Mercedes-Benz Pivot: C-Class Listrik Baru Menjauh dari Desain Polarisasi

18

Mercedes-Benz secara resmi meluncurkan C-Class Electric pertama, menandai perubahan strategis yang signifikan bagi produsen mobil Jerman tersebut. Beralih dari estetika kontroversial “seperti telur” yang mendefinisikan model-model bermerek EQ terbaru, sedan baru ini bertujuan untuk memadukan kemewahan tradisional dengan performa listrik mutakhir.

Dengan menghilangkan awalan “EQ” dan kembali ke siluet sedan yang lebih konvensional, Mercedes berusaha memenangkan kembali pelanggan yang menganggap desain listrik sebelumnya terlalu terpolarisasi.

Kembali ke Estetika Klasik

Berbeda dengan EQS atau EQE yang berbentuk bulat, C-Class Electric mengadopsi tampilan yang lebih canggih dan terinspirasi vintage. Desainnya memberi penghormatan kepada model Mercedes legendaris seperti W111, yang menampilkan bagian depan yang mengesankan dan gril yang modern dan menyala.

Sorotan desain utama meliputi:
Detail Bercahaya: Pengaturan opsional yang menampilkan 1.050 piksel di kisi-kisi dan 162 bintang bercahaya yang tertanam di atap kaca panorama.
Signature Styling: Penggunaan motif bintang Mercedes pada lampu depan dan belakang untuk menjaga identitas merek.
Efisiensi Aerodinamis: Koefisien hambatan hanya 0,22, yang sangat penting untuk memaksimalkan jangkauan baterai dan mengurangi kebisingan angin.

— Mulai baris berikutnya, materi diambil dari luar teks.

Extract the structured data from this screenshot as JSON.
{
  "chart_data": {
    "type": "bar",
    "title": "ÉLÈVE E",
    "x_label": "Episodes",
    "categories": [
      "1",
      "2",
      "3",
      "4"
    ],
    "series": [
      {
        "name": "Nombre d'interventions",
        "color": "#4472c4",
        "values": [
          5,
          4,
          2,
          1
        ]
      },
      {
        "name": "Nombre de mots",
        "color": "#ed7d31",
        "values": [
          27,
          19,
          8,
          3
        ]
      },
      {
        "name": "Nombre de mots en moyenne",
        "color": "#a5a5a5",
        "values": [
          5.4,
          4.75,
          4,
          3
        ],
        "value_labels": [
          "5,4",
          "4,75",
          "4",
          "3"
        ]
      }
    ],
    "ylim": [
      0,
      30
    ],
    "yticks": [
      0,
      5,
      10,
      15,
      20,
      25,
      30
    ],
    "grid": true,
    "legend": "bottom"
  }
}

Performa dan Jangkauan: Dibuat untuk Jarak Jauh

Peluncuran awal berfokus pada C400 4Matic, mesin bertenaga ganda dengan penggerak semua roda. Dibangun pada platform EV khusus, kendaraan ini menawarkan pengalaman berkendara yang diklaim Mercedes “semulus S-Class”.

Spesifikasi Teknis:

  • Tenaga: 482 hp dan torsi 590 lb-ft.
  • Akselerasi: 0 hingga 60 mph hanya dalam 3,9 detik.
  • Jarak: Hingga 473 mil (762 km) pada siklus WLTP.
  • Pengisian daya: Mendukung pengisian daya DC ultra cepat hingga 330 kW, mampu menambah jangkauan 202 mil hanya dalam 10 menit.

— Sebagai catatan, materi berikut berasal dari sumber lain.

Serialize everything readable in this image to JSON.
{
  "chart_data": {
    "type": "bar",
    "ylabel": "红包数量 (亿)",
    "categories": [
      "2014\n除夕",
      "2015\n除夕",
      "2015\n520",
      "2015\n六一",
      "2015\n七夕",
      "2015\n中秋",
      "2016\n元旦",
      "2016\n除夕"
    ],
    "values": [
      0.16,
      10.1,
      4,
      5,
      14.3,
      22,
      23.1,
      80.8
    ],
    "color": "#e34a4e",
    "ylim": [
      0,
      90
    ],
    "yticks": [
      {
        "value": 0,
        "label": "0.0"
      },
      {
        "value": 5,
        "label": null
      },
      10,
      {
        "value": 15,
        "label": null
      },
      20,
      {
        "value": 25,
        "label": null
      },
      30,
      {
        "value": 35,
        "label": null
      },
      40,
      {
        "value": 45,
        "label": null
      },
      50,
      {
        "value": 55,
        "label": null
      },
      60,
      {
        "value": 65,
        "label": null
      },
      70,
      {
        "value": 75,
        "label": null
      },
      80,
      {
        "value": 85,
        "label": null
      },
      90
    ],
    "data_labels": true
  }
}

Untuk meningkatkan kualitas berkendara, Mercedes telah memperkenalkan suspensi udara prediktif. Sistem ini menggunakan data Google Maps dan input cloud real-time untuk memindai jalan di depan, menyesuaikan redaman bahkan sebelum mobil mengalami benturan. Untuk meningkatkan kelincahan, opsional kemudi roda belakang mengurangi putaran belok, membuat sedan ini terasa lebih mudah bermanuver di lingkungan perkotaan yang padat.

Interior Digital-Pertama

Kabinnya ditentukan oleh integrasi teknologi besar-besaran. Bagian tengahnya adalah opsional Hyperscreen 39,1 inci, panel kaca kontinu yang menampung cluster instrumen pengemudi dan dua layar sentuh 14 inci.

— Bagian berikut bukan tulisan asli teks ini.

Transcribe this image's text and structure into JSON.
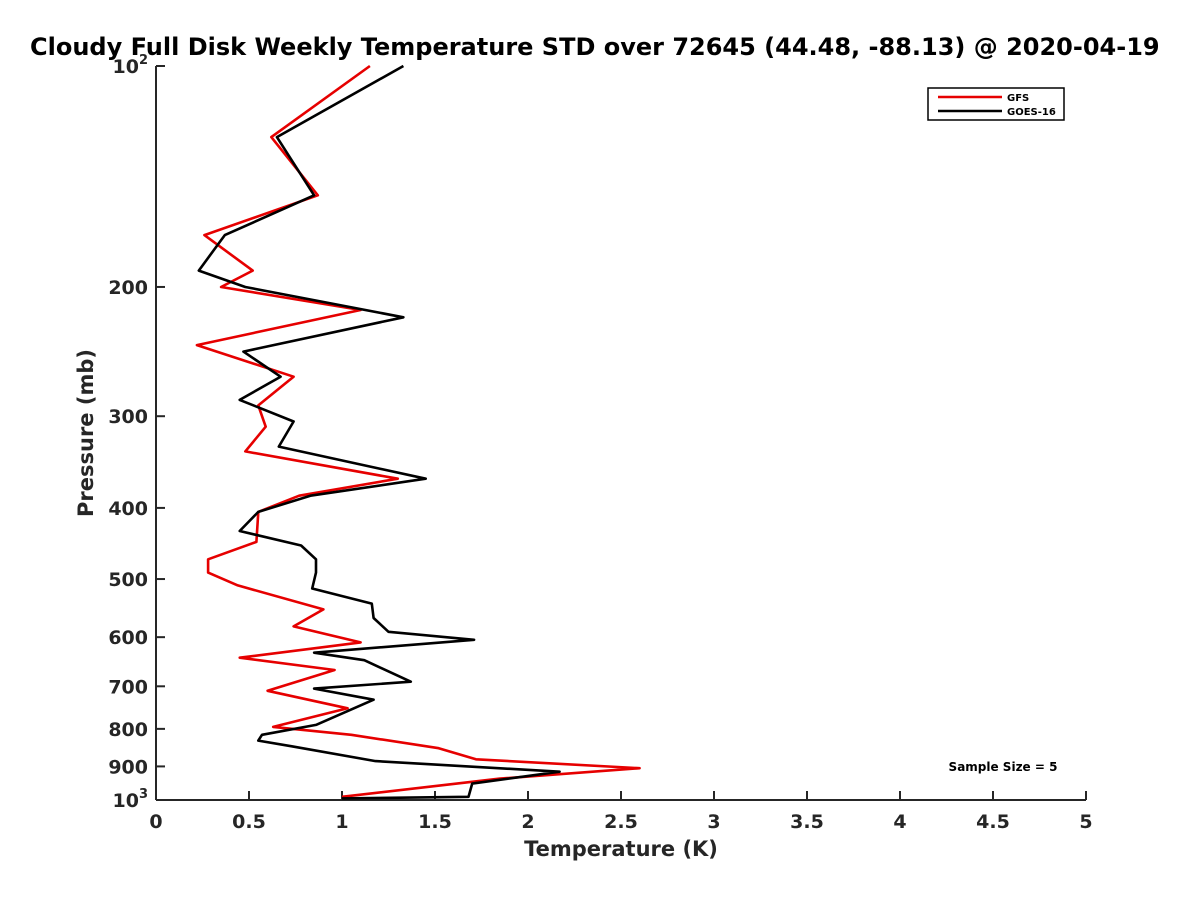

Meskipun model dasar menawarkan pengaturan yang sedikit lebih sederhana, interiornya tetap sangat digital. Pendekatan “semua layar” ini merupakan tren yang berkembang di kalangan produsen mobil mewah, meskipun tetap menjadi perdebatan bagi pengemudi yang lebih menyukai tombol fisik dan sentuhan.

Ruang dan Utilitas:
Peningkatan Ruang Kaki: Platform EV khusus memungkinkan jarak sumbu roda 3,8 inci lebih panjang dibandingkan versi bensin.
Dual Trunks: Absennya mesin pembakaran menyediakan bagasi depan 101 liter (frunk) dan bagasi belakang 470 liter.
Penarikan: Kapasitas maksimum 3,968 pon (1,800 kg).

Jalan ke Depan

Mercedes tidak berhenti pada model all-wheel-drive. Untuk menjangkau pasar yang lebih luas, perusahaan berencana merilis versi motor tunggal, penggerak roda belakang pada tahun 2027, yang diperkirakan mampu menempuh jarak lebih jauh sekitar 497 mil (800 km).

C400 4Matic dijadwalkan tiba di dealer AS pada paruh pertama tahun 2027, dengan varian tambahan menyusul segera setelahnya.

Intinya: Dengan membuang gaya “EQ” yang memecah-belah dan memilih desain sedan yang lebih tradisional dan berperforma tinggi, Mercedes-Benz membuat taruhan yang diperhitungkan bahwa pembeli barang mewah menginginkan efisiensi listrik tanpa mengorbankan prestise klasik merek C-Class.